Lütfen, artık bugün bitsin!

Beynimin zonkladığını hissediyordum. Alnımın ortasında bir damar yolu belirdiğine eminim. Biraz daha eski anıların hücumuna uğrarsam, beynim kafatasımdan fırlayacaktı.

Her şey üst üste geldi . Önce babamla yaşadığım ayna faciası, daha sonra da zorla buraya sürüklenmem... Berkay ile karşılaşmamız... Karmanın beni bu kadar sevmemesi için ne yapmış olduğumu düşündüm. Hayatımın en uzun bir saatiydi.

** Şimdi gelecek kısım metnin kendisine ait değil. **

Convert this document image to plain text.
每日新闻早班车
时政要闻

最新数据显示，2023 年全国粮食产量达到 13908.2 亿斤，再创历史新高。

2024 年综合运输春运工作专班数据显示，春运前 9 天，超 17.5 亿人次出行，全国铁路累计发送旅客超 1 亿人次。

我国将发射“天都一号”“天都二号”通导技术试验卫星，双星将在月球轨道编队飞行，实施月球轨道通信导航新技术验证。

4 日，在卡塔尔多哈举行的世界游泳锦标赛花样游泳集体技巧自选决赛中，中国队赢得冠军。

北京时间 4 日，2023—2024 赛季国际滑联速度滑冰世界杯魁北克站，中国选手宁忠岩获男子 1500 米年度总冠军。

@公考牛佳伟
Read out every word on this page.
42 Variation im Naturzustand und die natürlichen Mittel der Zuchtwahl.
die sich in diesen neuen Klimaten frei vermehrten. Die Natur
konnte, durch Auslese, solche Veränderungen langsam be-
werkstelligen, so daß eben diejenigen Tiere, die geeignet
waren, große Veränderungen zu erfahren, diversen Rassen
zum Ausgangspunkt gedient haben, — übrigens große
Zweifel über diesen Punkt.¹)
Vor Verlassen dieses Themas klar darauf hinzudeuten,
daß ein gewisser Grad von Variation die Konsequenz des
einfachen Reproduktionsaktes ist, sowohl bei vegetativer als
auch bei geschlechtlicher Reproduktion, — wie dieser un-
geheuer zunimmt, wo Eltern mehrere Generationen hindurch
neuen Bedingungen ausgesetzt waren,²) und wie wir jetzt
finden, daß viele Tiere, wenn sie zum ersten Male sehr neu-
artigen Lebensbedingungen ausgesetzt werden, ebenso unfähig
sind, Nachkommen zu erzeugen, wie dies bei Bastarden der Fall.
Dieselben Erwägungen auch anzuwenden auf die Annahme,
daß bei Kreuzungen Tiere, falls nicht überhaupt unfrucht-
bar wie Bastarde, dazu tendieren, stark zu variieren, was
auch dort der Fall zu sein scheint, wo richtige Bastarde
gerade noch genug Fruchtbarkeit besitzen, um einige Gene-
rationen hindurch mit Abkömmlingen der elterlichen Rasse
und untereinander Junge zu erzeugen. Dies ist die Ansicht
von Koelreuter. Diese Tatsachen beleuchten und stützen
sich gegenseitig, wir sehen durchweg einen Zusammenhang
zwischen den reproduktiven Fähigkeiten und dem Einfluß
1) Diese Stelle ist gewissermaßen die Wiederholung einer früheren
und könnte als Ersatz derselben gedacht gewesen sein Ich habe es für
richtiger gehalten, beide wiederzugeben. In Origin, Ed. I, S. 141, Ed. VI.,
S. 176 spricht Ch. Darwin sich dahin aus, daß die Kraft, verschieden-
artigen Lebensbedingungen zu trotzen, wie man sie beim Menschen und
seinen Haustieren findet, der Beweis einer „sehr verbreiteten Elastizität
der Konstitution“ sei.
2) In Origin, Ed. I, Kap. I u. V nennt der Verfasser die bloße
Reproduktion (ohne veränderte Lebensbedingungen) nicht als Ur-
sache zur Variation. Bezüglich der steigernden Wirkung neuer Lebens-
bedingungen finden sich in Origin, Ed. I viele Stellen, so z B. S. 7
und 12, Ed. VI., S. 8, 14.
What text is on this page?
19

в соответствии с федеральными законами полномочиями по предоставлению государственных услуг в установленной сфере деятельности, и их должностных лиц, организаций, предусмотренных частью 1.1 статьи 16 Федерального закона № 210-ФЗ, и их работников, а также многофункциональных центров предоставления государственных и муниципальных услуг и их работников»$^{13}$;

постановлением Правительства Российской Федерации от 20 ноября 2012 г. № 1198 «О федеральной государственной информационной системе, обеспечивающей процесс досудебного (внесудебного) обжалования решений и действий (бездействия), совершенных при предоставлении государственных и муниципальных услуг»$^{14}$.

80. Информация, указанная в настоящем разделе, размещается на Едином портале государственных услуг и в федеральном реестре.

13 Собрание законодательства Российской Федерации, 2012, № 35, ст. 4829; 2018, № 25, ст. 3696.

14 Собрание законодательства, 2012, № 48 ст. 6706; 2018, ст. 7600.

Esen soğuk rüzgarın etkisiyle titrediğim anda, omuzlarıma baharatlı parfüm kokan bir ceket yerleşti. Ceketin omuzlarıma konulmasıyla, yerimden sıçramam bir oldu. Kafamı kaldırdığımda Berkay'ın çarpık gülümsemesiyle karşılaştım. Mavi gözleri ve beyaz dişleri karanlıkta parlıyordu.

  Kahkahasını bastırmaya çalışarak "Affedersin." diyebildiğinde bir tane omzuna geçirdim. Tam bir tane daha geçiriyordum ki 'teslim oluyorum' dercesine kollarını havaya kaldırdı. "Hey, hey sakin ol şampiyon. " dedi, kıkırdamalarının arasından.

O aptal sırıtışı yüzünden silmek istiyordum. Gözlerimi kıstığımda ciddileşmek için kendini zorladı. Sıçramam ile birlikte omuzlarımdan yere düşen ceketi, tekrar sırtıma yerleştirdi.

Gözlerimi devirdiğimde "Sakıncası var mı?" diye sordu. Yanımdaki şezlongu gösteriyordu.

Aslında evet, var. Ama madem ceketini verdi ve ben üşüyorum... Sorun değil' anlamında kafamı salladım.

Yanımdaki yerini aldığında, gözlerini hiç ayırmadan bana bakıyordu. Üzerimdeki bakışlarını fark etsem de ona doğru bakmadım. Bu rahatsız ediciydi ve kafa karıştırıcıydı. Yaşananlardan sonra, neden bu gece yanımdaydı? O günden beri tek kelime etmemiştik. Şimdi ise üşümemem için bana ceketini veriyordu.

Ona yeniden bu kadar yakın olmak, beni kalbimin kırıldığı güne götürdü. Geçmişimize ait yüzlerce anı karesi, film şeridi gibi gözümün önünden geçmeye başladı.

Kendisi; babamın ortağının oğlu... Fazla şişirilmiş bir ego ve spor dergilerinden fırlamış vücudun sahibi, lisedeki basketbol takımımızın yıldız oyuncusu ve takım kaptanı. Okulun rüya erkeği... Bilirsiniz işte klasik şeyler; kimseyle ciddi ilişkisi olmayan, popüler yakışıklımız; Berkay Güven.

Çocukluğumuzda beni her zaman korurdu. Tek çocuktum ve büyük abi görevini üstlenmişti. Sanırım ona aşık olma sebebim buydu. Ulaşılamazdı ve beni sahipleniyordu. Ya da yalnızca küçük bir kızın abisine olan hayranlığını besliyordum. Fakat araya şu ergen hormonları girince işler karıştı. Liseye geçtiğimizde çok iyi arkadaştık. Sonrasında çift olduk.

Son zamanlarda annem ve babamın tartışmaları artmıştı ve annem tuhaf davranıyordu. Mükemmel bir aile olduğumuzu sanıyordum ve tüm bunlar kafamı meşgul ederken özel hayatıma vakit ayıramıyordum.

Bir de şu sınav şeyi vardı. YGS akşamı verilen son sınıf partisine gitmek için evden kaçtım ve ne oldu ??!! Pislik herif penisinin emilmeye ihtiyacı olduğunda beni en yakın arkadaşımla aldattı.

Buna değmeyeceğini göremeyecek kadar duygusal ve aptaldım. Annem o gece ölü bulundu. Onu yalnız bırakmak benim kahralosı büyük bir hatamdı !!!

Hayatım mahvolmuştu. Annem gitmişti ve sevdiğim adam beni hayal kırıklığına uğratmıştı. Yaşıyormuşum gibi hissetmiyordum. Kaybolmuş bir ruhtum sadece ve kendimi bulmak için çabalamıyordum. Ben çırpınmayı seçmemiştim. Çünkü ne kadar çırpınırsanız çırpının yorulduğunuzda 'hayat' dediğimiz o koca okyanus, bizi en karanlık dibine çekmeye devam eder.